The south service elevator opened directly into the Madrona Lounge, which was located on the main floor, tucked away behind the great atrium and welcoming lobby. Intended for faculty, it was generally off-limits to the public.
She crossed the small elevator lobby and entered the lounge which, at two in the morning, was dark and deserted. Smallish round tables attended by plastic molded chairs filled the carpeted room, a few illumined by overhead security lights, most of them shrouded in shadow. Potted ficus and metal cactus sculptures stood at intervals around the space, which was bounded on the south by a wall of windows. Outside, more tables crowded a small balcony, beyond which a decorative balustrade held back the night, where only a few tiny grounds lights flickered in the darkness.
A coffee bar stretched along the room’s east end, steeped in darkness save for the red lights of the automatic dispenser. The bar would open for business at 6:00 a.m.—and, yes, K-J employees had to pay—but for now it stood quiet and deserted, its curved glass cases empty except for a few bran muffins and crumbling pieces of leftover baklava.
To the west a wide hallway passed meeting and storage rooms on its way to intersect the main floor’s central north-south corridor.
Reinhardt came up beside her. “What are we doing here, Ms.McHenry?”
“I don’t know. I just . . .” She scanned the room, then turned to look up at him. He wore a blue plaid flannel shirt over T-shirt and jeans, his security keycard dangling on a blue lanyard from his neck. A faint red-gold grizzle gleamed on his cheeks, and behind his glasses, shadows cupped his eyes. In the dim light, he looked tired and more boyish than she remembered. Instead of the vaunted Dr. Reinhardt, or the absentminded geek, he seemed just a normal man.
“Did you see him at all?” she asked.
His eyes, which had been sweeping the room as if he expected an attack at any moment, came back to her. He didn’t have to ask whom she meant. “No. But I heard someone running and the door slam. And when I came around the corner, you were still in the frog room with the door open. . . .”

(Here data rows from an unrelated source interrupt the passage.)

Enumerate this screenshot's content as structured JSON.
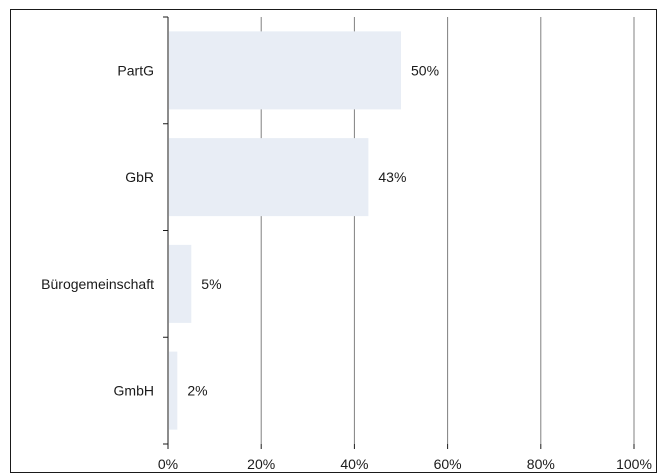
{
  "chart_data": {
    "type": "bar",
    "orientation": "horizontal",
    "categories": [
      "PartG",
      "GbR",
      "Bürogemeinschaft",
      "GmbH"
    ],
    "values": [
      50,
      43,
      5,
      2
    ],
    "data_labels": [
      "50%",
      "43%",
      "5%",
      "2%"
    ],
    "xlim": [
      0,
      100
    ],
    "x_ticks": [
      0,
      20,
      40,
      60,
      80,
      100
    ],
    "x_tick_labels": [
      "0%",
      "20%",
      "40%",
      "60%",
      "80%",
      "100%"
    ],
    "grid": true,
    "legend": "none",
    "bar_color": "#e8edf5",
    "grid_color": "#808080",
    "axis_color": "#1a1a1a"
  }
}
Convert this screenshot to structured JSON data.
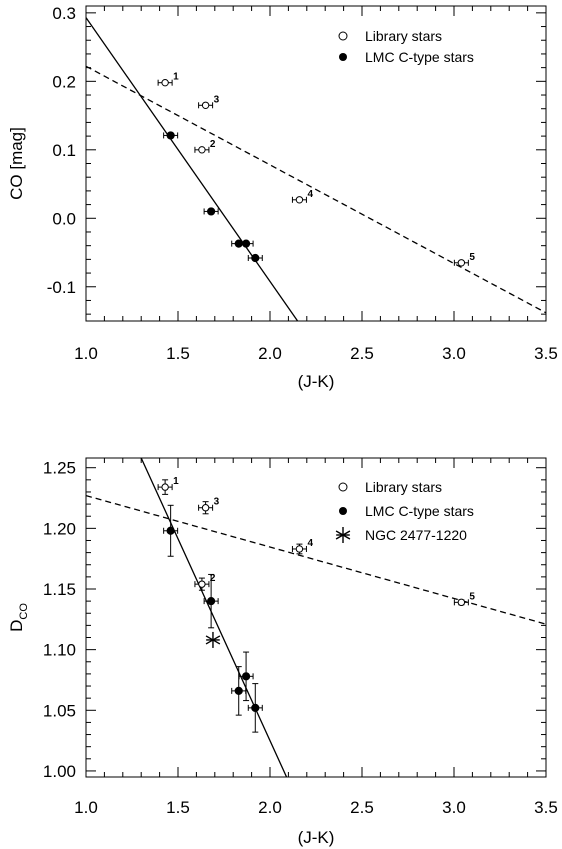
{
  "chart_data": [
    {
      "type": "scatter",
      "xlabel": "(J-K)",
      "ylabel": "CO [mag]",
      "xlim": [
        1.0,
        3.5
      ],
      "ylim": [
        -0.15,
        0.31
      ],
      "xticks": [
        "1.0",
        "1.5",
        "2.0",
        "2.5",
        "3.0",
        "3.5"
      ],
      "yticks": [
        "-0.1",
        "0.0",
        "0.1",
        "0.2",
        "0.3"
      ],
      "grid": false,
      "legend_position": "top-right",
      "series": [
        {
          "name": "Library stars",
          "marker": "open-circle",
          "points": [
            {
              "x": 1.43,
              "y": 0.198,
              "label": "1"
            },
            {
              "x": 1.65,
              "y": 0.165,
              "label": "3"
            },
            {
              "x": 1.63,
              "y": 0.1,
              "label": "2"
            },
            {
              "x": 2.16,
              "y": 0.027,
              "label": "4"
            },
            {
              "x": 3.04,
              "y": -0.065,
              "label": "5"
            }
          ]
        },
        {
          "name": "LMC C-type stars",
          "marker": "filled-circle",
          "points": [
            {
              "x": 1.46,
              "y": 0.121
            },
            {
              "x": 1.68,
              "y": 0.01
            },
            {
              "x": 1.83,
              "y": -0.037
            },
            {
              "x": 1.87,
              "y": -0.037
            },
            {
              "x": 1.92,
              "y": -0.058
            }
          ]
        }
      ],
      "fit_lines": [
        {
          "style": "solid",
          "x": [
            1.0,
            2.15
          ],
          "y": [
            0.293,
            -0.15
          ]
        },
        {
          "style": "dashed",
          "x": [
            1.0,
            3.5
          ],
          "y": [
            0.222,
            -0.138
          ]
        }
      ]
    },
    {
      "type": "scatter",
      "xlabel": "(J-K)",
      "ylabel": "D",
      "ylabel_subscript": "CO",
      "xlim": [
        1.0,
        3.5
      ],
      "ylim": [
        0.995,
        1.258
      ],
      "xticks": [
        "1.0",
        "1.5",
        "2.0",
        "2.5",
        "3.0",
        "3.5"
      ],
      "yticks": [
        "1.00",
        "1.05",
        "1.10",
        "1.15",
        "1.20",
        "1.25"
      ],
      "grid": false,
      "legend_position": "top-right",
      "series": [
        {
          "name": "Library stars",
          "marker": "open-circle",
          "points": [
            {
              "x": 1.43,
              "y": 1.234,
              "yerr": 0.006,
              "label": "1"
            },
            {
              "x": 1.65,
              "y": 1.217,
              "yerr": 0.005,
              "label": "3"
            },
            {
              "x": 1.63,
              "y": 1.154,
              "yerr": 0.005,
              "label": "2"
            },
            {
              "x": 2.16,
              "y": 1.183,
              "yerr": 0.004,
              "label": "4"
            },
            {
              "x": 3.04,
              "y": 1.139,
              "yerr": 0.002,
              "label": "5"
            }
          ]
        },
        {
          "name": "LMC C-type stars",
          "marker": "filled-circle",
          "points": [
            {
              "x": 1.46,
              "y": 1.198,
              "yerr": 0.021
            },
            {
              "x": 1.68,
              "y": 1.14,
              "yerr": 0.022
            },
            {
              "x": 1.83,
              "y": 1.066,
              "yerr": 0.02
            },
            {
              "x": 1.87,
              "y": 1.078,
              "yerr": 0.02
            },
            {
              "x": 1.92,
              "y": 1.052,
              "yerr": 0.02
            }
          ]
        },
        {
          "name": "NGC 2477-1220",
          "marker": "asterisk",
          "points": [
            {
              "x": 1.69,
              "y": 1.108
            }
          ]
        }
      ],
      "fit_lines": [
        {
          "style": "solid",
          "x": [
            1.3,
            2.09
          ],
          "y": [
            1.258,
            0.995
          ]
        },
        {
          "style": "dashed",
          "x": [
            1.0,
            3.5
          ],
          "y": [
            1.227,
            1.121
          ]
        }
      ]
    }
  ]
}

She held his gaze soberly. “I didn’t tip over that tank.”
“I know.” He drew a deep breath and let it out. “Why don’t you tell me what did happen?”
So she did, though there wasn’t much to tell he’ d not already seen. “You’d back me up, then?” she asked when she was finished. “If I went down and reported this?”
“Of course. Though I don’t think it would do much good.”
She recalled their conversation earlier in the day, when she’ d stopped by his office and he’d refused to acknowledge last night’s events, and abruptly knew why she had come up here. “We need to talk.”
He grimaced. “In that case, I’ll need some coffee. Shall I get you some, too?”
“No, thanks.”
She followed him to the machine and watched as he filled the paper cup, then added sugar but no creamer. She liked his hands—strong, well-formed, capable. He picked up the cup and led her to the table nearest the wall that framed the great window and sat down with his back to it, facing the room.
She settled beside him rather than across from him, and they sat in silence while he sipped his coffee and kept his eyes on the room.
Presently she said, “You lied to me, Doctor. You sat there in your office today and flat-out
lied
to me! You, the supposedly honorable, virtuous Christian!”
He grimaced but made no effort to defend himself. “I sin like everyone else, Ms. McHenry,” he said, eyes dropping to the cup on the table before him, cupped by both hands. “I just happen to have the liberty of being able to confess it afterward.” His eyes came back to hers. “And the situation is . . . more complicated than you know.”